The bishop’s decision, however, has provoked strong reactions in the Polish community of Sligo. In one of the many letters sent to Bishop Doran by individuals and representatives of this community, the Poles have stressed that, as a result of his decision to restrict Polish access to Mass and the sacraments in the Polish language, “many members of the Polish community will simply turn away from the Church because they will not understand the Mass, its rites, its readings, its gospels, its homilies in a language in which they can communicate while shopping at the supermarket, but not at the level of words, parables, pericopes, moral teachings or spiritual counsels, which they simply will not understand. The Irish pronunciation and local dialects are also particularly difficult for foreigners. Mass will be simply incomprehensible.” Furthermore, it will be difficult for them to receive the sacrament of confession, and these difficulties will particularly affect the older Poles who have come to live with their children residing and working in Ireland and who often have a poor command of the English language. In order to convince the Bishop of Elphin to reconsider his decision, the representatives of the Polish community have pledged to contribute more to cover the costs of their pastoral ministry in Sligo. They have also suggested that Father Kardaś could engage with other Polish communities, and also with other Irish parishes in the diocese, as he is fluent in English, having ministered as a priest for several years in the United States.

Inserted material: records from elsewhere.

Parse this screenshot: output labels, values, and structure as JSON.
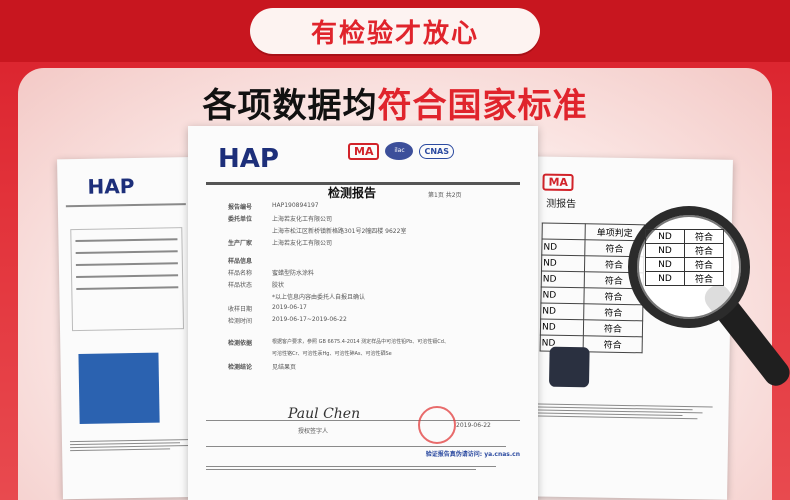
{
  "banner": {
    "text": "有检验才放心"
  },
  "headline": {
    "part1": "各项数据均",
    "part2": "符合国家标准"
  },
  "center_doc": {
    "logo": "HAP",
    "ma": "MA",
    "cnas": "CNAS",
    "title": "检测报告",
    "page": "第1页  共2页",
    "rows": [
      {
        "k": "报告编号",
        "v": "HAP190894197"
      },
      {
        "k": "委托单位",
        "v": "上海若友化工有限公司"
      },
      {
        "k": "",
        "v": "上海市松江区新桥镇新格路301号2幢四楼 9622室"
      },
      {
        "k": "生产厂家",
        "v": "上海若友化工有限公司"
      },
      {
        "k": "样品信息",
        "v": ""
      },
      {
        "k": "样品名称",
        "v": "蜜蜡型防水涂料"
      },
      {
        "k": "样品状态",
        "v": "胶状"
      },
      {
        "k": "",
        "v": "*以上信息内容由委托人自报且确认"
      },
      {
        "k": "收样日期",
        "v": "2019-06-17"
      },
      {
        "k": "检测时间",
        "v": "2019-06-17~2019-06-22"
      },
      {
        "k": "检测依据",
        "v": "根据客户要求，参照 GB 6675.4-2014 测定样品中可溶性铅Pb、可溶性镉Cd、"
      },
      {
        "k": "",
        "v": "可溶性铬Cr、可溶性汞Hg、可溶性砷As、可溶性硒Se"
      },
      {
        "k": "检测结论",
        "v": "见结果页"
      }
    ],
    "sign_label": "授权签字人",
    "signature": "Paul Chen",
    "date": "2019-06-22",
    "footer": "验证报告真伪请访问: ya.cnas.cn"
  },
  "left_doc": {
    "logo": "HAP"
  },
  "right_doc": {
    "ma": "MA",
    "title_partial": "测报告",
    "table_header": "单项判定",
    "col_left": [
      "ND",
      "ND",
      "ND",
      "ND",
      "ND",
      "ND",
      "ND"
    ],
    "col_right": [
      "符合",
      "符合",
      "符合",
      "符合",
      "符合",
      "符合",
      "符合"
    ]
  },
  "colors": {
    "brand_red": "#e0242c",
    "banner_bg": "#c8161f",
    "navy": "#1d2f7a"
  }
}
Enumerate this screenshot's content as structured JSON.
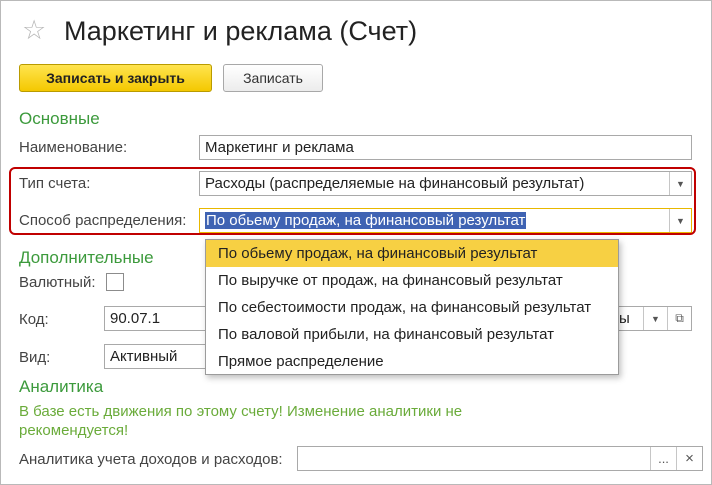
{
  "window": {
    "title": "Маркетинг и реклама (Счет)"
  },
  "toolbar": {
    "save_close_label": "Записать и закрыть",
    "save_label": "Записать"
  },
  "main_section": {
    "heading": "Основные",
    "name_label": "Наименование:",
    "name_value": "Маркетинг и реклама",
    "account_type_label": "Тип счета:",
    "account_type_value": "Расходы (распределяемые на финансовый результат)",
    "distribution_label": "Способ распределения:",
    "distribution_value": "По обьему продаж, на финансовый результат"
  },
  "extra_section": {
    "heading": "Дополнительные",
    "currency_label": "Валютный:",
    "currency_checked": false,
    "code_label": "Код:",
    "code_value": "90.07.1",
    "code_suffix": "ы",
    "kind_label": "Вид:",
    "kind_value": "Активный"
  },
  "analytics_section": {
    "heading": "Аналитика",
    "warning_line1": "В базе есть движения по этому счету! Изменение аналитики не",
    "warning_line2": "рекомендуется!",
    "analytics_label": "Аналитика учета доходов и расходов:",
    "analytics_value": "",
    "choose_button": "...",
    "clear_button": "×"
  },
  "distribution_dropdown": {
    "options": [
      "По обьему продаж, на финансовый результат",
      "По выручке от продаж, на финансовый результат",
      "По себестоимости продаж, на финансовый результат",
      "По валовой прибыли, на финансовый результат",
      "Прямое распределение"
    ],
    "selected_index": 0
  },
  "colors": {
    "accent_yellow": "#f4c800",
    "section_green": "#3c9a3c",
    "warning_green": "#6aab3a",
    "highlight_red": "#c00000",
    "selection_blue": "#3f63b3"
  },
  "icons": {
    "favorite": "star-icon",
    "dropdown": "chevron-down-icon",
    "open": "open-form-icon"
  }
}
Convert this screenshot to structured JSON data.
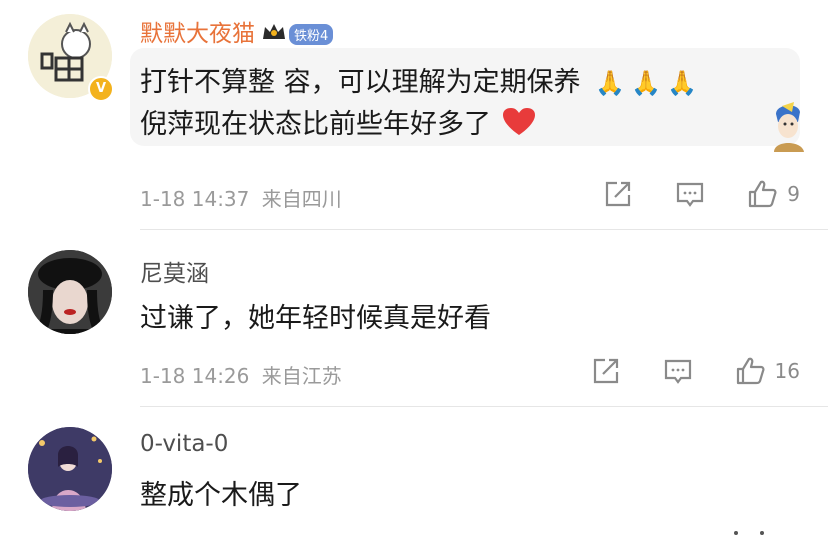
{
  "comments": [
    {
      "username": "默默大夜猫",
      "fan_badge": "铁粉4",
      "text_line1": "打针不算整 容，可以理解为定期保养",
      "text_line2": "倪萍现在状态比前些年好多了",
      "time": "1-18 14:37",
      "location": "来自四川",
      "likes": "9"
    },
    {
      "username": "尼莫涵",
      "text_line1": "过谦了，她年轻时候真是好看",
      "time": "1-18 14:26",
      "location": "来自江苏",
      "likes": "16"
    },
    {
      "username": "0-vita-0",
      "text_line1": "整成个木偶了"
    }
  ],
  "icons": {
    "share": "share-icon",
    "comment": "comment-icon",
    "like": "thumbs-up-icon",
    "emoji_prayer": "prayer-emoji",
    "emoji_heart": "heart-emoji",
    "verified": "verified-badge-icon"
  },
  "colors": {
    "vip_name": "#e8733a",
    "meta": "#9a9a9a",
    "heart": "#e83b3b",
    "highlight_bg": "#f5f5f5"
  }
}
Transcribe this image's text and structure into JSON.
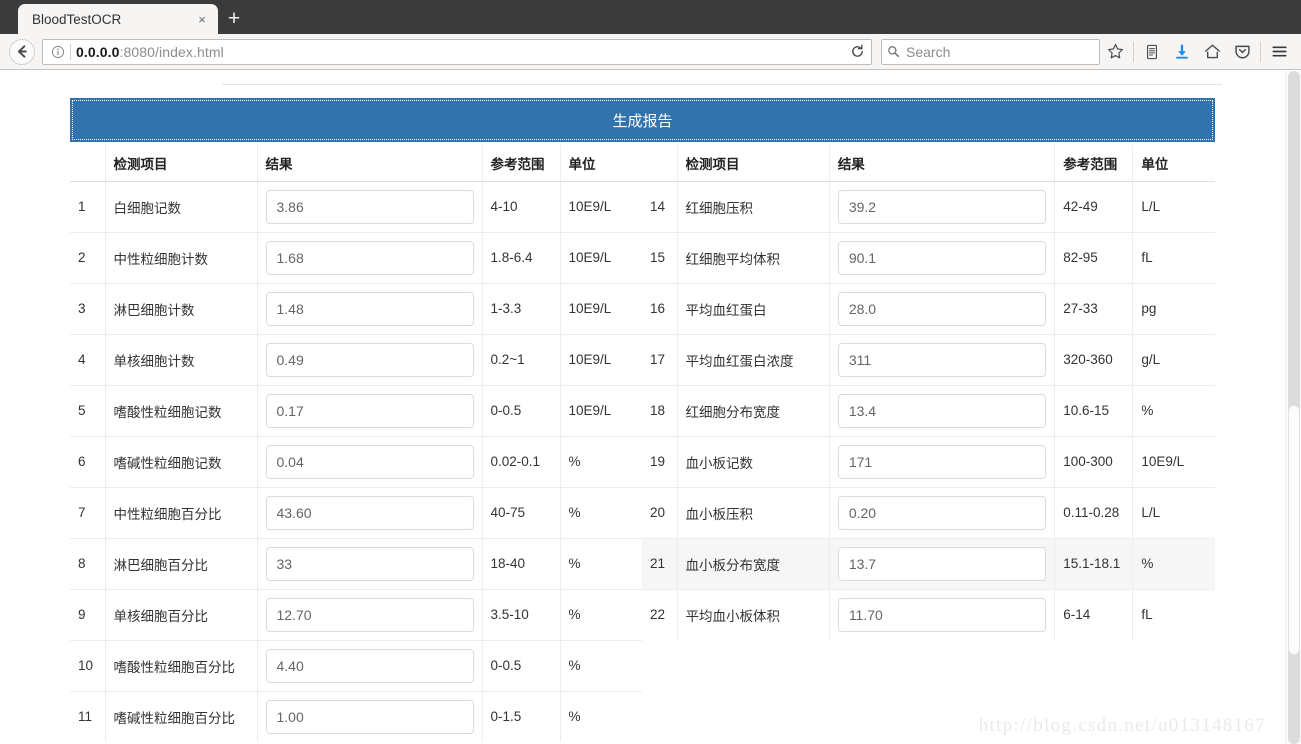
{
  "browser": {
    "tab": {
      "title": "BloodTestOCR",
      "close_label": "×"
    },
    "new_tab_label": "+",
    "back_icon": "back-arrow-icon",
    "identity_icon": "info-icon",
    "url": {
      "host": "0.0.0.0",
      "rest": ":8080/index.html"
    },
    "reload_icon": "reload-icon",
    "search": {
      "placeholder": "Search",
      "icon": "search-icon"
    },
    "toolbar_icons": [
      "star-icon",
      "library-icon",
      "download-icon",
      "home-icon",
      "pocket-icon",
      "hamburger-menu-icon"
    ]
  },
  "page": {
    "generate_button": "生成报告",
    "watermark": "http://blog.csdn.net/u013148167",
    "accent_color": "#3272ad",
    "headers": [
      "",
      "检测项目",
      "结果",
      "参考范围",
      "单位"
    ],
    "left_rows": [
      {
        "idx": "1",
        "name": "白细胞记数",
        "result": "3.86",
        "ref": "4-10",
        "unit": "10E9/L",
        "highlight": false
      },
      {
        "idx": "2",
        "name": "中性粒细胞计数",
        "result": "1.68",
        "ref": "1.8-6.4",
        "unit": "10E9/L",
        "highlight": false
      },
      {
        "idx": "3",
        "name": "淋巴细胞计数",
        "result": "1.48",
        "ref": "1-3.3",
        "unit": "10E9/L",
        "highlight": false
      },
      {
        "idx": "4",
        "name": "单核细胞计数",
        "result": "0.49",
        "ref": "0.2~1",
        "unit": "10E9/L",
        "highlight": false
      },
      {
        "idx": "5",
        "name": "嗜酸性粒细胞记数",
        "result": "0.17",
        "ref": "0-0.5",
        "unit": "10E9/L",
        "highlight": false
      },
      {
        "idx": "6",
        "name": "嗜碱性粒细胞记数",
        "result": "0.04",
        "ref": "0.02-0.1",
        "unit": "%",
        "highlight": false
      },
      {
        "idx": "7",
        "name": "中性粒细胞百分比",
        "result": "43.60",
        "ref": "40-75",
        "unit": "%",
        "highlight": false
      },
      {
        "idx": "8",
        "name": "淋巴细胞百分比",
        "result": "33",
        "ref": "18-40",
        "unit": "%",
        "highlight": false
      },
      {
        "idx": "9",
        "name": "单核细胞百分比",
        "result": "12.70",
        "ref": "3.5-10",
        "unit": "%",
        "highlight": false
      },
      {
        "idx": "10",
        "name": "嗜酸性粒细胞百分比",
        "result": "4.40",
        "ref": "0-0.5",
        "unit": "%",
        "highlight": false
      },
      {
        "idx": "11",
        "name": "嗜碱性粒细胞百分比",
        "result": "1.00",
        "ref": "0-1.5",
        "unit": "%",
        "highlight": false
      }
    ],
    "right_rows": [
      {
        "idx": "14",
        "name": "红细胞压积",
        "result": "39.2",
        "ref": "42-49",
        "unit": "L/L",
        "highlight": false
      },
      {
        "idx": "15",
        "name": "红细胞平均体积",
        "result": "90.1",
        "ref": "82-95",
        "unit": "fL",
        "highlight": false
      },
      {
        "idx": "16",
        "name": "平均血红蛋白",
        "result": "28.0",
        "ref": "27-33",
        "unit": "pg",
        "highlight": false
      },
      {
        "idx": "17",
        "name": "平均血红蛋白浓度",
        "result": "311",
        "ref": "320-360",
        "unit": "g/L",
        "highlight": false
      },
      {
        "idx": "18",
        "name": "红细胞分布宽度",
        "result": "13.4",
        "ref": "10.6-15",
        "unit": "%",
        "highlight": false
      },
      {
        "idx": "19",
        "name": "血小板记数",
        "result": "171",
        "ref": "100-300",
        "unit": "10E9/L",
        "highlight": false
      },
      {
        "idx": "20",
        "name": "血小板压积",
        "result": "0.20",
        "ref": "0.11-0.28",
        "unit": "L/L",
        "highlight": false
      },
      {
        "idx": "21",
        "name": "血小板分布宽度",
        "result": "13.7",
        "ref": "15.1-18.1",
        "unit": "%",
        "highlight": true
      },
      {
        "idx": "22",
        "name": "平均血小板体积",
        "result": "11.70",
        "ref": "6-14",
        "unit": "fL",
        "highlight": false
      }
    ]
  }
}
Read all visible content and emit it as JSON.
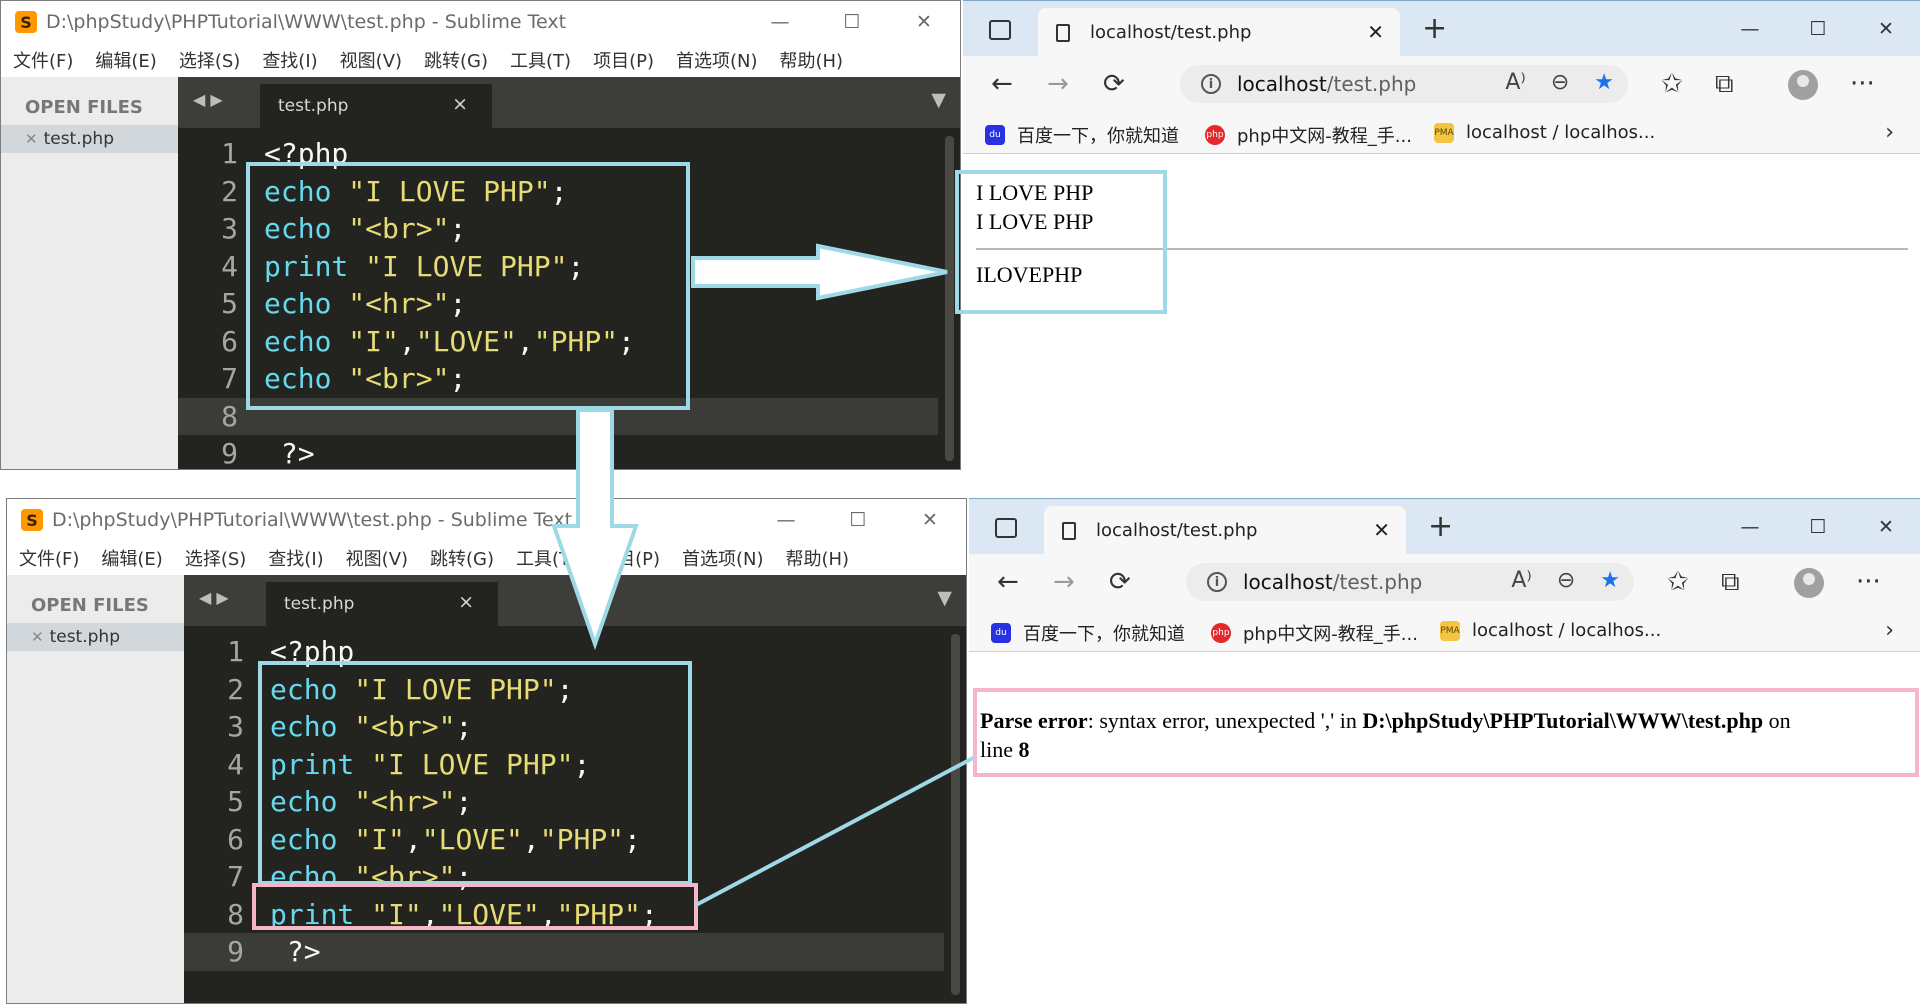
{
  "editor": {
    "title": "D:\\phpStudy\\PHPTutorial\\WWW\\test.php - Sublime Text",
    "logo_letter": "S",
    "menu": [
      "文件(F)",
      "编辑(E)",
      "选择(S)",
      "查找(I)",
      "视图(V)",
      "跳转(G)",
      "工具(T)",
      "项目(P)",
      "首选项(N)",
      "帮助(H)"
    ],
    "sidebar_header": "OPEN FILES",
    "open_file": "test.php",
    "tab_label": "test.php",
    "window_buttons": [
      "—",
      "☐",
      "✕"
    ]
  },
  "top_editor": {
    "lines": [
      {
        "num": "1",
        "tokens": [
          {
            "t": "<?php",
            "c": "plain"
          }
        ]
      },
      {
        "num": "2",
        "tokens": [
          {
            "t": "echo",
            "c": "kw"
          },
          {
            "t": " \"I LOVE PHP\"",
            "c": "str"
          },
          {
            "t": ";",
            "c": "plain"
          }
        ]
      },
      {
        "num": "3",
        "tokens": [
          {
            "t": "echo",
            "c": "kw"
          },
          {
            "t": " \"<br>\"",
            "c": "str"
          },
          {
            "t": ";",
            "c": "plain"
          }
        ]
      },
      {
        "num": "4",
        "tokens": [
          {
            "t": "print",
            "c": "kw"
          },
          {
            "t": " \"I LOVE PHP\"",
            "c": "str"
          },
          {
            "t": ";",
            "c": "plain"
          }
        ]
      },
      {
        "num": "5",
        "tokens": [
          {
            "t": "echo",
            "c": "kw"
          },
          {
            "t": " \"<hr>\"",
            "c": "str"
          },
          {
            "t": ";",
            "c": "plain"
          }
        ]
      },
      {
        "num": "6",
        "tokens": [
          {
            "t": "echo",
            "c": "kw"
          },
          {
            "t": " \"I\"",
            "c": "str"
          },
          {
            "t": ",",
            "c": "plain"
          },
          {
            "t": "\"LOVE\"",
            "c": "str"
          },
          {
            "t": ",",
            "c": "plain"
          },
          {
            "t": "\"PHP\"",
            "c": "str"
          },
          {
            "t": ";",
            "c": "plain"
          }
        ]
      },
      {
        "num": "7",
        "tokens": [
          {
            "t": "echo",
            "c": "kw"
          },
          {
            "t": " \"<br>\"",
            "c": "str"
          },
          {
            "t": ";",
            "c": "plain"
          }
        ]
      },
      {
        "num": "8",
        "tokens": []
      },
      {
        "num": "9",
        "tokens": [
          {
            "t": " ?>",
            "c": "plain"
          }
        ]
      }
    ],
    "current_line": 8
  },
  "bottom_editor": {
    "lines": [
      {
        "num": "1",
        "tokens": [
          {
            "t": "<?php",
            "c": "plain"
          }
        ]
      },
      {
        "num": "2",
        "tokens": [
          {
            "t": "echo",
            "c": "kw"
          },
          {
            "t": " \"I LOVE PHP\"",
            "c": "str"
          },
          {
            "t": ";",
            "c": "plain"
          }
        ]
      },
      {
        "num": "3",
        "tokens": [
          {
            "t": "echo",
            "c": "kw"
          },
          {
            "t": " \"<br>\"",
            "c": "str"
          },
          {
            "t": ";",
            "c": "plain"
          }
        ]
      },
      {
        "num": "4",
        "tokens": [
          {
            "t": "print",
            "c": "kw"
          },
          {
            "t": " \"I LOVE PHP\"",
            "c": "str"
          },
          {
            "t": ";",
            "c": "plain"
          }
        ]
      },
      {
        "num": "5",
        "tokens": [
          {
            "t": "echo",
            "c": "kw"
          },
          {
            "t": " \"<hr>\"",
            "c": "str"
          },
          {
            "t": ";",
            "c": "plain"
          }
        ]
      },
      {
        "num": "6",
        "tokens": [
          {
            "t": "echo",
            "c": "kw"
          },
          {
            "t": " \"I\"",
            "c": "str"
          },
          {
            "t": ",",
            "c": "plain"
          },
          {
            "t": "\"LOVE\"",
            "c": "str"
          },
          {
            "t": ",",
            "c": "plain"
          },
          {
            "t": "\"PHP\"",
            "c": "str"
          },
          {
            "t": ";",
            "c": "plain"
          }
        ]
      },
      {
        "num": "7",
        "tokens": [
          {
            "t": "echo",
            "c": "kw"
          },
          {
            "t": " \"<br>\"",
            "c": "str"
          },
          {
            "t": ";",
            "c": "plain"
          }
        ]
      },
      {
        "num": "8",
        "tokens": [
          {
            "t": "print",
            "c": "kw"
          },
          {
            "t": " \"I\"",
            "c": "str"
          },
          {
            "t": ",",
            "c": "plain"
          },
          {
            "t": "\"LOVE\"",
            "c": "str"
          },
          {
            "t": ",",
            "c": "plain"
          },
          {
            "t": "\"PHP\"",
            "c": "str"
          },
          {
            "t": ";",
            "c": "plain"
          }
        ]
      },
      {
        "num": "9",
        "tokens": [
          {
            "t": " ?>",
            "c": "plain"
          }
        ]
      }
    ],
    "current_line": 9
  },
  "browser": {
    "tab_title": "localhost/test.php",
    "tab_close": "✕",
    "new_tab": "+",
    "url_host": "localhost",
    "url_path": "/test.php",
    "bookmarks": [
      {
        "label": "百度一下，你就知道",
        "icon": "baidu-icon",
        "glyph": "du"
      },
      {
        "label": "php中文网-教程_手...",
        "icon": "php-icon",
        "glyph": "php"
      },
      {
        "label": "localhost / localhos...",
        "icon": "phpmyadmin-icon",
        "glyph": "PMA"
      }
    ],
    "window_buttons": [
      "—",
      "☐",
      "✕"
    ],
    "toolbar_icons": {
      "back": "←",
      "forward": "→",
      "refresh": "⟳",
      "info": "i",
      "read_aloud": "A⁾",
      "zoom": "⊖",
      "favorite": "★",
      "favorites_hub": "✩",
      "collections": "⧉",
      "menu": "···",
      "bookmarks_more": "›"
    }
  },
  "top_output": {
    "lines": [
      "I LOVE PHP",
      "I LOVE PHP"
    ],
    "after_rule": "ILOVEPHP"
  },
  "bottom_output": {
    "error_label": "Parse error",
    "error_message": ": syntax error, unexpected ',' in ",
    "error_file": "D:\\phpStudy\\PHPTutorial\\WWW\\test.php",
    "error_on": " on",
    "error_line_label": "line ",
    "error_line_number": "8"
  },
  "annotation_colors": {
    "highlight": "#9fd8e6",
    "error": "#f4b6c8"
  }
}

This did not help, however. After a long exchange of letters and a series of meetings between Bishop Doran and representatives of the Polish Catholics of Sligo, and despite the Polish community’s mobilisation, including with prayer vigils at St. Anne’s Church and in front of the bishop’s residence, Bishop Doran is standing firm on his decision to close the Polish mission in Sligo and to send Father Kardaś back to his home diocese in Rzeszów next May.
And yet, according to the Irish Association of Catholic Priests, more than 20% of priests and monks in Ireland have died in the last three years, and the trend is accelerating as the average age is very high. We can therefore expect an acceleration of parish mergers, church closures and a decrease in the number of masses celebrated all over the Republic of Ireland. In the midst of a vocations crisis and to remedy this situation, the Catholic Church in Ireland intends to introduce a permanent diaconate, and the Irish bishops have asked the Holy See to approve the ordination of married and unmarried men to this permanent diaconate. Poland is also experiencing a significant decline in the number of vocations, but it is far from having reached such a stage.
It is said that in the Middle Ages, it was the Irish monks who revived the flagging Catholic Church in Europe. Perhaps the Bishop of Elphin should remember this and pray that Polish Catholics, by founding communities throughout the continent, including in a Republic of Ireland that has largely renounced its faith, will do the same in our 21st century?